Paolo Cappuccio, chef stellato e consulente gastronomico, continua a far discutere per le sue dichiarazioni e per un annuncio di lavoro pubblicato su Facebook e poi rimosso. Nessuna intenzione di ritrattare, nessun cambio di rotta: “Ho tatuato Mussolini e la svastica per me è un gesto di ribellione e protesta”, ha detto intervenendo alla trasmissione La Zanzara su Radio 24. Lo stesso concetto lo ha ripetuto in un’intervista a Il Giornale, uscita oggi, 9 luglio.
L’annuncio rimosso cercava personale per un hotel in Val di Fassa: un executive chef, tre capi partita, un pasticcere. Nel testo, però, si invitavano a non candidarsi “comunisti e fancazzisti”, “masterchef del caz*o” e persone “con problematiche di alcol, droga e orientamento sessuale”. L’ultima espressione ha attirato critiche e segnalazioni alle associazioni, tra cui Arcigay, che ha annunciato di “valutare un’azione legale”.

Cappuccio difende la sua scelta: “Sotto la divisa non si vede”, dice riferendosi alla svastica tatuata. “Quando sarà illegale la falce e martello allora la toglierò. Poi non capisco perché Che Guevara fa figo e la svastica no?”. Sul personale, ripete che non vuole “comunisti e fancazzisti”, anche se, in radio, modifica i termini: “Struscia ciabatte”. Su Mussolini, lo chef afferma: “Ha fatto tante cose buone, poi si è alleato a Hitler e ha sbagliato”. E aggiunge: “Ci hanno detto che la rovina del mondo erano Mussolini, poi il Fuhrer e per finire, Berlusconi. Ora che non ci sono più tutti e tre, stiamo meglio?”.
Riguardo al passaggio sull’orientamento sessuale, cerca una precisazione: “Mi pento solo di aver leso la sensibilità di gay e lesbiche che non avevo comunque tirato in ballo”. Poi tenta di spiegare: “Sono stato frainteso – dice a La Zanzara – mi riferivo a chi ha un orientamento sessuale rivolto a minori come mi è successo recentemente.
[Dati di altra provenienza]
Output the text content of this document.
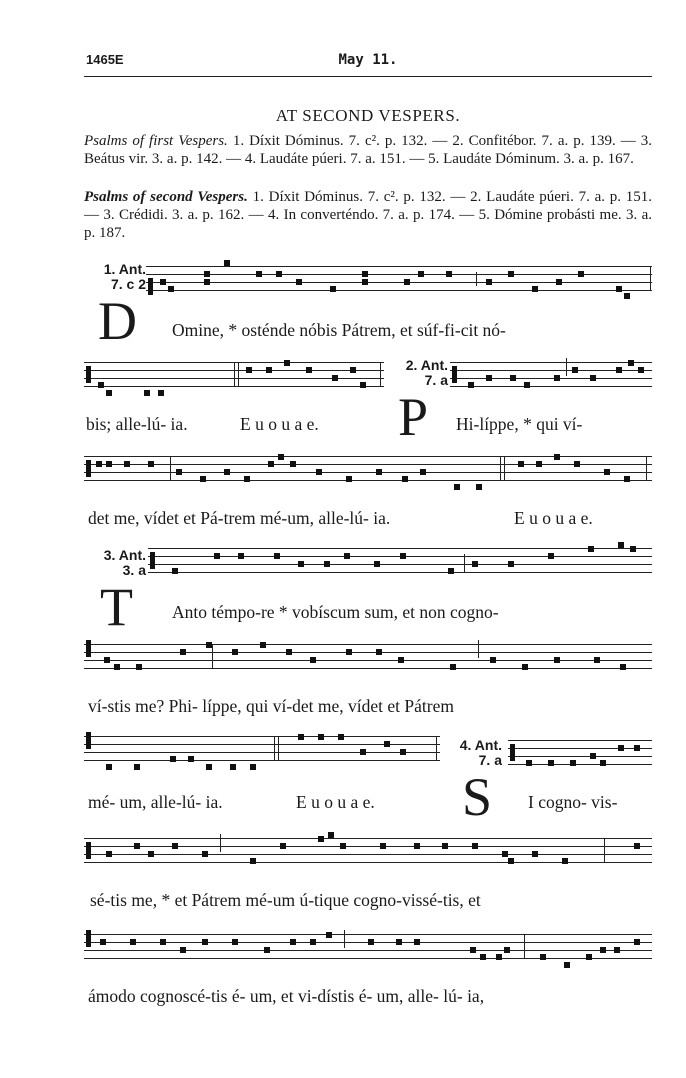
1465E	May 11.
AT SECOND VESPERS.
Psalms of first Vespers. 1. Díxit Dóminus. 7. c². p. 132. — 2. Confitébor. 7. a. p. 139. — 3. Beátus vir. 3. a. p. 142. — 4. Laudáte púeri. 7. a. 151. — 5. Laudáte Dóminum. 3. a. p. 167.
Psalms of second Vespers. 1. Díxit Dóminus. 7. c². p. 132. — 2. Laudáte púeri. 7. a. p. 151. — 3. Crédidi. 3. a. p. 162. — 4. In converténdo. 7. a. p. 174. — 5. Dómine probásti me. 3. a. p. 187.
1. Ant.
7. c 2
D Omine, * osténde nóbis Pátrem, et súf-fi-cit nó-
2. Ant.
7. a
bis; alle-lú- ia.	E u o u a e. P Hi-líppe, * qui ví-
det me, vídet et Pá-trem mé-um, alle-lú- ia.	E u o u a e.
3. Ant.
3. a
T Anto témpo-re * vobíscum sum, et non cogno-
ví-stis me? Phi- líppe, qui ví-det me, vídet et Pátrem
4. Ant.
7. a
mé- um, alle-lú- ia.	E u o u a e. S I cogno- vis-
sé-tis me, * et Pátrem mé-um ú-tique cogno-vissé-tis, et
ámodo cognoscé-tis é- um, et vi-dístis é- um, alle- lú- ia,
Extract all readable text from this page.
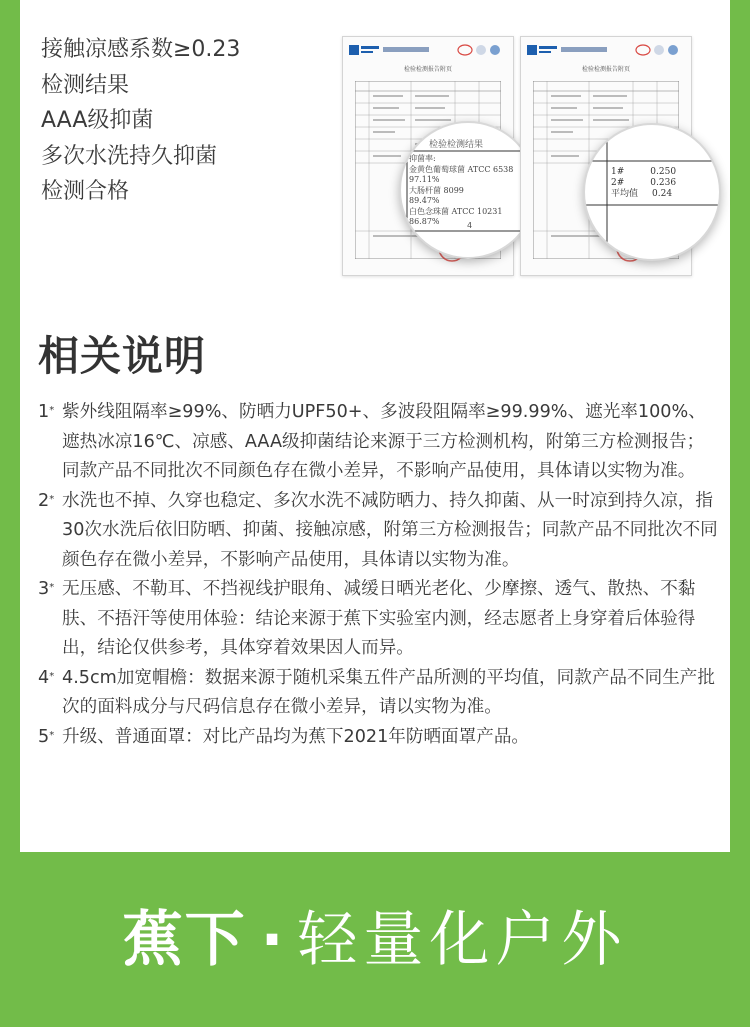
接触凉感系数≥0.23
检测结果
AAA级抑菌
多次水洗持久抑菌
检测合格
检验检测报告附页
检验检测结果
抑菌率:
金黄色葡萄球菌 ATCC 6538
97.11%
大肠杆菌 8099
89.47%
白色念珠菌 ATCC 10231
86.87%	4
检验检测报告附页
1#	0.250
2#	0.236
平均值 0.24
相关说明
1* 紫外线阻隔率≥99%、防晒力UPF50+、多波段阻隔率≥99.99%、遮光率100%、遮热冰凉16℃、凉感、AAA级抑菌结论来源于三方检测机构，附第三方检测报告；同款产品不同批次不同颜色存在微小差异，不影响产品使用，具体请以实物为准。
2* 水洗也不掉、久穿也稳定、多次水洗不减防晒力、持久抑菌、从一时凉到持久凉，指30次水洗后依旧防晒、抑菌、接触凉感，附第三方检测报告；同款产品不同批次不同颜色存在微小差异，不影响产品使用，具体请以实物为准。
3* 无压感、不勒耳、不挡视线护眼角、减缓日晒光老化、少摩擦、透气、散热、不黏肤、不捂汗等使用体验：结论来源于蕉下实验室内测，经志愿者上身穿着后体验得出，结论仅供参考，具体穿着效果因人而异。
4* 4.5cm加宽帽檐：数据来源于随机采集五件产品所测的平均值，同款产品不同生产批次的面料成分与尺码信息存在微小差异，请以实物为准。
5* 升级、普通面罩：对比产品均为蕉下2021年防晒面罩产品。
蕉下 · 轻量化户外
Ho scoperto che un mio dipendente era un pedofilo e mi ha talmente segnato da non riuscire nemmeno ad ipotizzare un’altra presenza del genere”.

Non mancano critiche anche al mondo del lavoro: “Siamo schiavi dei dipendenti – dichiara a Il Giornale – sono diventati i padroni, ci ricattano. Non posso riprenderli per un errore che si mettono in malattia o, se minaccio di licenziarli, loro replicano che dovrò comunque pagarli per tutta la stagione”.
Nel mirino anche Masterchef: “È stata la rovina dei cuochi. Se partecipi a quella trasmissione, non diventi uno chef. Quella è fiction, televisione e non c’entra nulla con il lavoro reale, la gavetta, l’esperienza, il sacrificio”.
Nel suo passato, molte collaborazioni in ristoranti italiani, tra cui Officina 2.0 di Milano e il Bencò di Roma. Tra questi, anche La Casa degli Spiriti di Costermano, sul lago di Garda, dove lavorò anni fa come executive chef. La proprietà ha preso le distanze: “Giudichiamo queste affermazioni discriminatorie e inaccettabili – si legge in un comunicato – diametralmente opposte ai valori della nostra realtà, sia ieri che oggi. La sua opinione è da ritenersi del tutto autonoma, estranea alla nostra attività e contraria alla nostra etica”.